RNA immunoprecipitation assays were performed as described previously (33). Briefly, 100 pmole of 5′-biotinylated RNA was mixed with nuclear or cellular extracts prepared from HeLa cells in Buffer D at 4°C. The mixtures were precipitated with streptavidin-conjugated agarose beads. Proteins resolved by SDS-PAGE were transferred to a PDVF membrane and blocked with 5% skim milk. The membrane was probed with an anti-SRSF2 antibody (Millipore) and the antibody-SRSF2 conjugates were detected by enhanced chemiluminescence (ECL).

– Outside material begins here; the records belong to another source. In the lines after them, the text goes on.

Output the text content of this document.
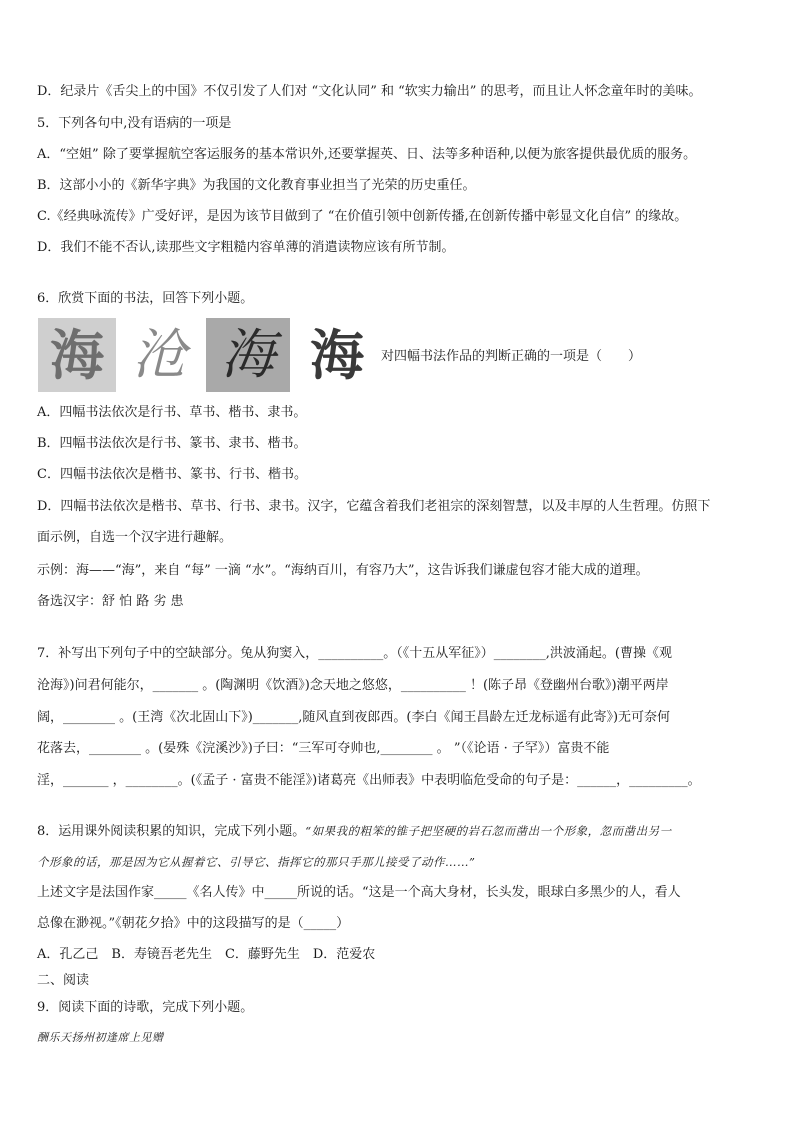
D．纪录片《舌尖上的中国》不仅引发了人们对 “文化认同” 和 “软实力输出” 的思考，而且让人怀念童年时的美味。
5．下列各句中,没有语病的一项是
A．“空姐” 除了要掌握航空客运服务的基本常识外,还要掌握英、日、法等多种语种,以便为旅客提供最优质的服务。
B．这部小小的《新华字典》为我国的文化教育事业担当了光荣的历史重任。
C.《经典咏流传》广受好评，是因为该节目做到了 “在价值引领中创新传播,在创新传播中彰显文化自信” 的缘故。
D．我们不能不否认,读那些文字粗糙内容单薄的消遣读物应该有所节制。
6．欣赏下面的书法，回答下列小题。
海 沧 海 海	对四幅书法作品的判断正确的一项是（　　）
A．四幅书法依次是行书、草书、楷书、隶书。
B．四幅书法依次是行书、篆书、隶书、楷书。
C．四幅书法依次是楷书、篆书、行书、楷书。
D．四幅书法依次是楷书、草书、行书、隶书。汉字，它蕴含着我们老祖宗的深刻智慧，以及丰厚的人生哲理。仿照下
面示例，自选一个汉字进行趣解。
示例：海——“海”，来自 “每” 一滴 “水”。“海纳百川，有容乃大”，这告诉我们谦虚包容才能大成的道理。
备选汉字：舒 怕 路 劣 患
7．补写出下列句子中的空缺部分。兔从狗窦入，__________。（《十五从军征》）________,洪波涌起。(曹操《观
沧海》)问君何能尔，_______ 。(陶渊明《饮酒》)念天地之悠悠，__________ ！(陈子昂《登幽州台歌》)潮平两岸
阔，________ 。(王湾《次北固山下》)_______,随风直到夜郎西。(李白《闻王昌龄左迁龙标遥有此寄》)无可奈何
花落去，________ 。(晏殊《浣溪沙》)子曰：“三军可夺帅也,________ 。 ”（《论语 · 子罕》）富贵不能
淫，_______ ，________。(《孟子 · 富贵不能淫》)诸葛亮《出师表》中表明临危受命的句子是：______，_________。
8．运用课外阅读积累的知识，完成下列小题。“如果我的粗笨的锥子把坚硬的岩石忽而凿出一个形象，忽而凿出另一
个形象的话，那是因为它从握着它、引导它、指挥它的那只手那儿接受了动作……”
上述文字是法国作家_____《名人传》中_____所说的话。“这是一个高大身材，长头发，眼球白多黑少的人，看人
总像在渺视。”《朝花夕拾》中的这段描写的是（_____）
A．孔乙己　B．寿镜吾老先生　C．藤野先生　D．范爱农
二、阅读
9．阅读下面的诗歌，完成下列小题。
酬乐天扬州初逢席上见赠
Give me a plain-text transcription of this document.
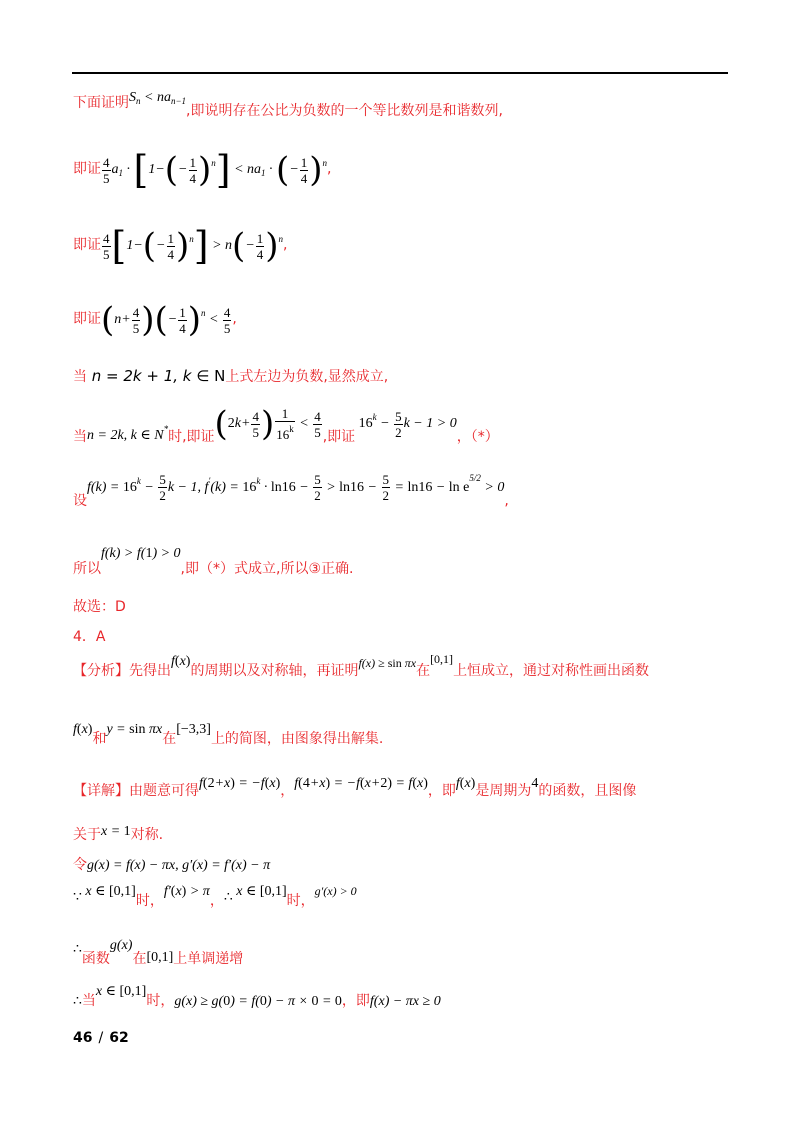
下面证明$S_n < na_{n-1}$,即说明存在公比为负数的一个等比数列是和谐数列,
即证 $\frac{4}{5} a_1 \cdot [1-(- \frac{1}{4} )^n] < na_1$ · (− $\frac{1}{4} )^n$,
即证 $\frac{4}{5} [1-(- \frac{1}{4} )^n] > n(- \frac{1}{4} )^n$,
即证($n+ \frac{4}{5}$ )(− $\frac{1}{4} )^n < \frac{4}{5}$ ,
当 n = 2k + 1, k ∈ N上式左边为负数,显然成立,
当n = 2k, k ∈ N*时,即证($2k+ \frac{4}{5}$ ) $\frac{1}{16^k} < \frac{4}{5}$ ,即证 $16^k - \frac{5}{2}$ k − 1 > 0，（*）
设$f(k) = 16^k - \frac{5}{2}$ k − 1, $f'(k) = 16^k \cdot \ln 16 - \frac{5}{2} > \ln 16 - \frac{5}{2} = \ln 16 - \ln e^{5/2} > 0$,
所以f(k) > f(1) > 0,即（*）式成立,所以③正确.
故选：D
4．A
【分析】先得出f(x)的周期以及对称轴，再证明f(x) ≥ sin πx在[0,1]上恒成立，通过对称性画出函数
f(x)和y = sin πx在[−3,3]上的简图，由图象得出解集.
【详解】由题意可得f(2+x) = −f(x)，f(4+x) = −f(x+2) = f(x)，即f(x)是周期为4的函数，且图像
关于x = 1对称.
令g(x) = f(x) − πx, g′(x) = f′(x) − π
∵ x ∈ [0,1]时，f′(x) > π，∴ x ∈ [0,1]时，g′(x) > 0
∴函数g(x)在[0,1]上单调递增
∴当x ∈ [0,1]时，g(x) ≥ g(0) = f(0) − π × 0 = 0，即f(x) − πx ≥ 0
46 / 62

Knockdown of SRSF2 with lentivirus-mediated shRNA

Knockdown of SRSF2 was performed as described previously (34). Briefly, shRNA lentivirus was generated by co-transfection of SRSF2 mRNA silencing sequence plasmid (Open Biosystems) with helper plasmids into 293T cells using polyethyleneimide (PEI) reagent. The lentiviruses were added to the cells for 72 h supplemented with 10 μg/ml polybrene.

Immunoblotting

Immunoblotting with anti-SRSF2 antibody was performed as previously described (34). Briefly, cells were harvested and lysed with lysis buffer for 30 min at 4°C. The supernatants were collected and separated on 12% SDS-PAGE, and then transferred to PDVF membrane. After blocking with 5% skim milk, membrane was incubated anti-SRSF2 (Millipore) or anti-U2AF65 antibodies. The signal was detected by enhanced chemiluminescence (ECL).